27.1.07

MORREU O INSURRECTO DA BONDADE




1. Corria o ano de 1954, era Inverno, chovia muito e fazia frio em Paris.


Milhares de pessoas têm a vida em risco. Milhares de outras, porém, parecem manter o coração gelado.


É então que um sacerdote vê aquilo tudo, mas, ao contrário de outros, resolve intervir.


Chamava-se Henri-Antoine Groues, nascera em 1912, mas tornou-se mundialmente conhecido como Abbé Pierre, nome que adoptou na Segunda Guerra Mundial, quando forjou documentos para salvar refugiados.


Entretanto, não foi só a guerra de bombas que o perturbou. Foi também — e bastante — a guerra da injustiça que o afligiu.


Para lhe fazer frente, não recorre apenas a esmolas.
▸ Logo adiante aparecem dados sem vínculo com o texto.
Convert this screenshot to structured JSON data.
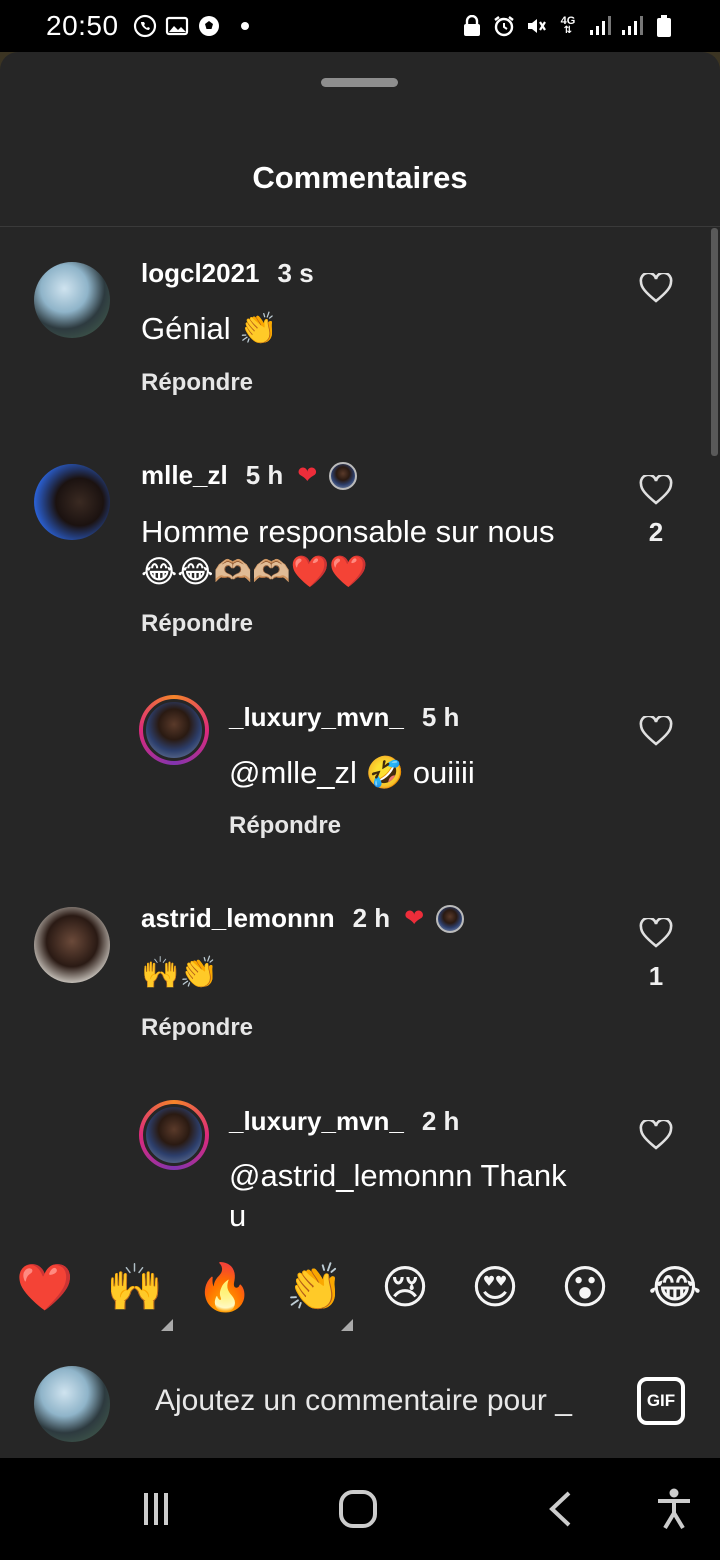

Recorre igualmente à sua palavra desassombrada.


A 1 de Fevereiro de 1954, faz sair, na Rádio Luxemburgo, um manifesto que o celebrizou a ele e inquietou o mundo: A insurreição da bondade.
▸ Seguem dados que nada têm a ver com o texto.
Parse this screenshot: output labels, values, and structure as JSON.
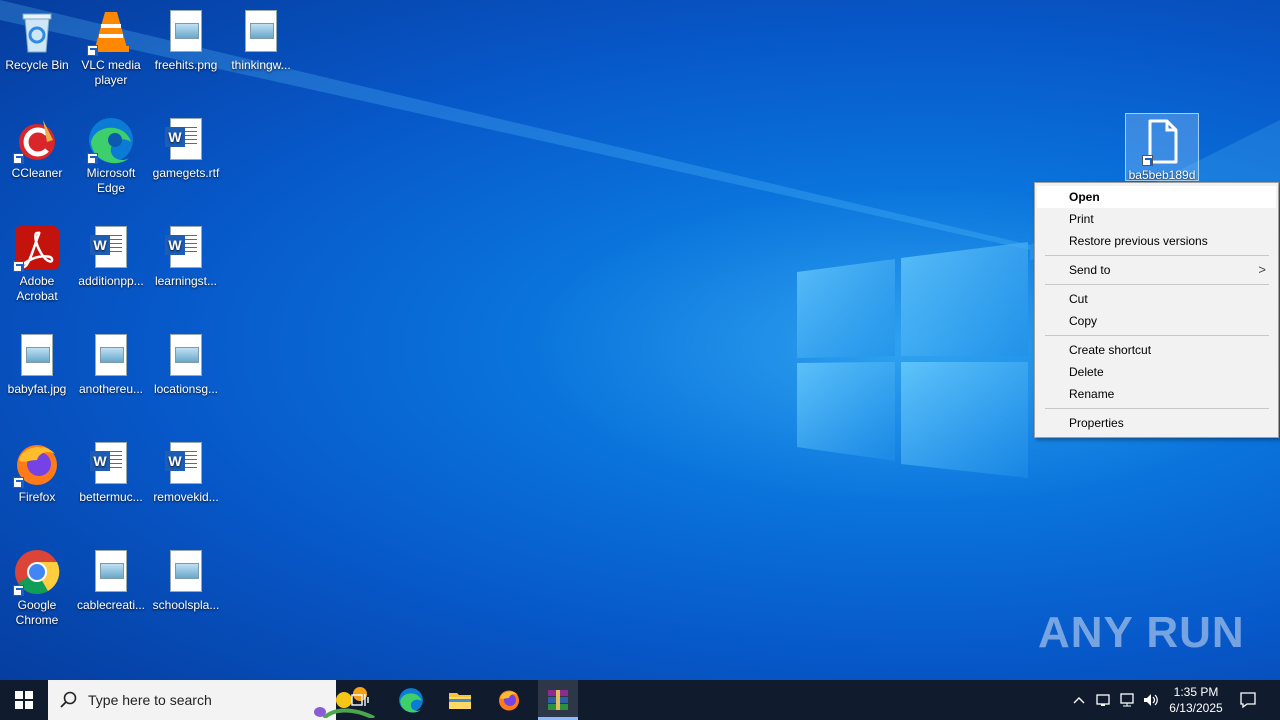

50 anos depois, em 2004, lança, no La Croix, um novo apelo para arrancar 3 milhões de pessoas da angústia da miséria.


«Para vencer o mal — diz o documento — temos de ousar abrir os olhos e lutar. O mundo é infeliz e aqueles que entre nós não passam fome, não estão desempregados nem sem casa, devem saber ajudar as pessoas que sofrem».
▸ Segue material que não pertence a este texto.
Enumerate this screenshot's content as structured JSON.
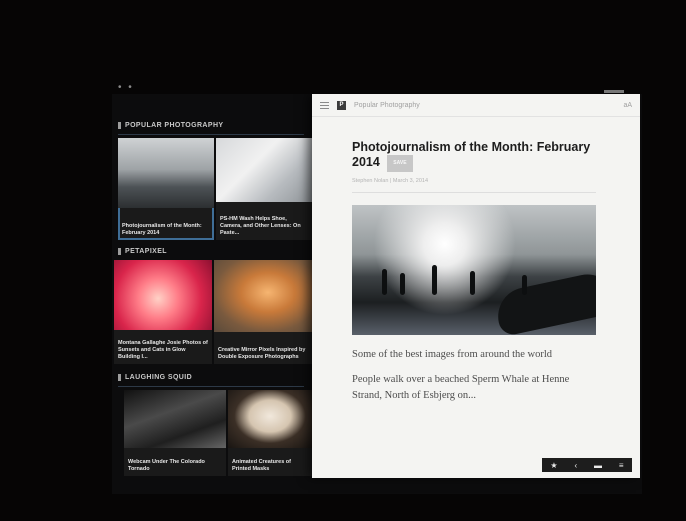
{
  "status": {
    "dots": "• •"
  },
  "river": {
    "sections": [
      {
        "title": "POPULAR PHOTOGRAPHY",
        "tiles": [
          {
            "caption": "Photojournalism of the Month: February 2014",
            "image": "beach-photo"
          },
          {
            "caption": "PS-HM Wash Helps Shoe, Camera, and Other Lenses: On Paste...",
            "image": "paper-photo"
          }
        ]
      },
      {
        "title": "PETAPIXEL",
        "tiles": [
          {
            "caption": "Montana Gallaghe Josie Photos of Sunsets and Cats in Glow Building I...",
            "image": "pink-photo"
          },
          {
            "caption": "Creative Mirror Pixels Inspired by Double Exposure Photographs",
            "image": "amber-photo"
          }
        ]
      },
      {
        "title": "LAUGHING SQUID",
        "tiles": [
          {
            "caption": "Webcam Under The Colorado Tornado",
            "image": "storm-photo"
          },
          {
            "caption": "Animated Creatures of Printed Masks",
            "image": "mask-photo"
          }
        ]
      }
    ]
  },
  "panel": {
    "source_name": "Popular Photography",
    "font_button": "aA",
    "logo_letter": "P",
    "title": "Photojournalism of the Month: February 2014",
    "badge": "SAVE",
    "byline": "Stephen Nolan | March 3, 2014",
    "lede": "Some of the best images from around the world",
    "body": "People walk over a beached Sperm Whale at Henne Strand, North of Esbjerg on..."
  },
  "actions": {
    "star": "★",
    "share": "‹",
    "comment": "▬",
    "more": "≡"
  },
  "colors": {
    "accent": "#3f6e97",
    "panel_bg": "#f4f4f2",
    "screen_bg": "#0c0c0d"
  }
}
Morreu, aos 94 anos, no passado dia 22 de Janeiro.


2. O seu grande legado encontra-se corporizado na comunidade dos Companheiros de Emaús, que, hoje em dia, está espalhada em mais de 40 países.


O aparecimento desta comunidade verificou-se em 1949, nos arredores de Paris, graças ao recrutamento de voluntários feito por Abbé Pierre.


Tudo terá começado com o encontro entre ele e um homicida que, desesperadamente, procura o suicídio. O sacerdote conseguiu convencer o indivíduo a fazer o seu caminho de salvação oferecendo-se para ajudar o movimento, depois de lhe ter contado a sua história pessoal, de renúncia ao cargo de deputado para ajudar os sem-abrigo da cidade.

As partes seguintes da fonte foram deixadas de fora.